Еще до наступления зимы 1990 года люди из окружения Горбачева начали жить с ощущением грозящей катастрофы, которую они не могли предотвратить. Шаталин, Петраков и другие реформаторы настаивали, что любые экономические реформы невозможны, если их не поддержит российский парламент. Рыжков и Лукьянов призывали к отмене «антиконституционных» декретов республиканских Верховных Советов. Рыжков впал в истерику: «Мы, так сказать, изучали: через хаос приходит диктатура. Приходит! И она придет, если мы сейчас ничего не сделаем!»[480]

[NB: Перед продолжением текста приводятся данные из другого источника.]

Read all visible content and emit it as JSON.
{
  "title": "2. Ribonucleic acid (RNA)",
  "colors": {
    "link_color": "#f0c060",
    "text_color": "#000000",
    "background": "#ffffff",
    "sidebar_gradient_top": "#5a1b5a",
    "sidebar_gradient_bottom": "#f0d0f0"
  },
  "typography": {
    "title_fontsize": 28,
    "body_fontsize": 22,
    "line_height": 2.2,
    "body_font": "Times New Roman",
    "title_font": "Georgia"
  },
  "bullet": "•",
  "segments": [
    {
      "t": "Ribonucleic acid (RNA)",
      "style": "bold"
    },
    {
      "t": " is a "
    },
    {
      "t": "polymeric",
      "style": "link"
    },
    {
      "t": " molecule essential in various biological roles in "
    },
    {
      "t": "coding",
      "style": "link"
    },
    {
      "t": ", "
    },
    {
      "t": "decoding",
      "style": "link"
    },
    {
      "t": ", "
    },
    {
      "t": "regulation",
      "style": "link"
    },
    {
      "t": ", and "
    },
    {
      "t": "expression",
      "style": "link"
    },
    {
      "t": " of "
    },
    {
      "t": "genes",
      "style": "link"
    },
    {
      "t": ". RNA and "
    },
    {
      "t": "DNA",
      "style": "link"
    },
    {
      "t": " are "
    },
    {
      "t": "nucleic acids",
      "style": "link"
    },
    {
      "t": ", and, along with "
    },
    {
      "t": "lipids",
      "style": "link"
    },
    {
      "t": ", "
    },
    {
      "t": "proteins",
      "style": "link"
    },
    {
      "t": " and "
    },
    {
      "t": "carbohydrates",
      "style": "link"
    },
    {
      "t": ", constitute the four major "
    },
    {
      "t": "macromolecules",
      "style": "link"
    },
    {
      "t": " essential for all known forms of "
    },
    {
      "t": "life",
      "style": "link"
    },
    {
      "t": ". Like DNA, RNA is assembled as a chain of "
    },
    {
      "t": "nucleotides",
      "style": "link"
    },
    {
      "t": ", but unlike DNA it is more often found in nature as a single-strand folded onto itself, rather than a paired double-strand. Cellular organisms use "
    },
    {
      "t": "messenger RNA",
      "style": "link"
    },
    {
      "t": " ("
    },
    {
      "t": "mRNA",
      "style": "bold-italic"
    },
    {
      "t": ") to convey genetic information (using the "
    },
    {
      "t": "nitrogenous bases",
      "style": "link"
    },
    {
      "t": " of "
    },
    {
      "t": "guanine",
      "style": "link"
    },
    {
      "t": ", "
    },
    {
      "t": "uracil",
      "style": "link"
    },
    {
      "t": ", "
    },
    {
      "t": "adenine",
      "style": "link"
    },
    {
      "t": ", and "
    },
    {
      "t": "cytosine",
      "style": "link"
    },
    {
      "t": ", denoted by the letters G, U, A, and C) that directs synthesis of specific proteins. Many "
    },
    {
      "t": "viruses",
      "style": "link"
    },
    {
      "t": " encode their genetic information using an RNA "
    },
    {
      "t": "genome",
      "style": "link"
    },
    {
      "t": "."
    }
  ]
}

Председатель Совета министров, должно быть, имел в виду Томаса Гоббса, который писал об этом в трактате «Левиафан» во время Английской революции в семнадцатом веке. Мысль Гоббса, однако, была неоднозначной: анархия могла привести к диктатуре или к социальному соглашению враждующих групп. Горбачев решительно стремился к последнему.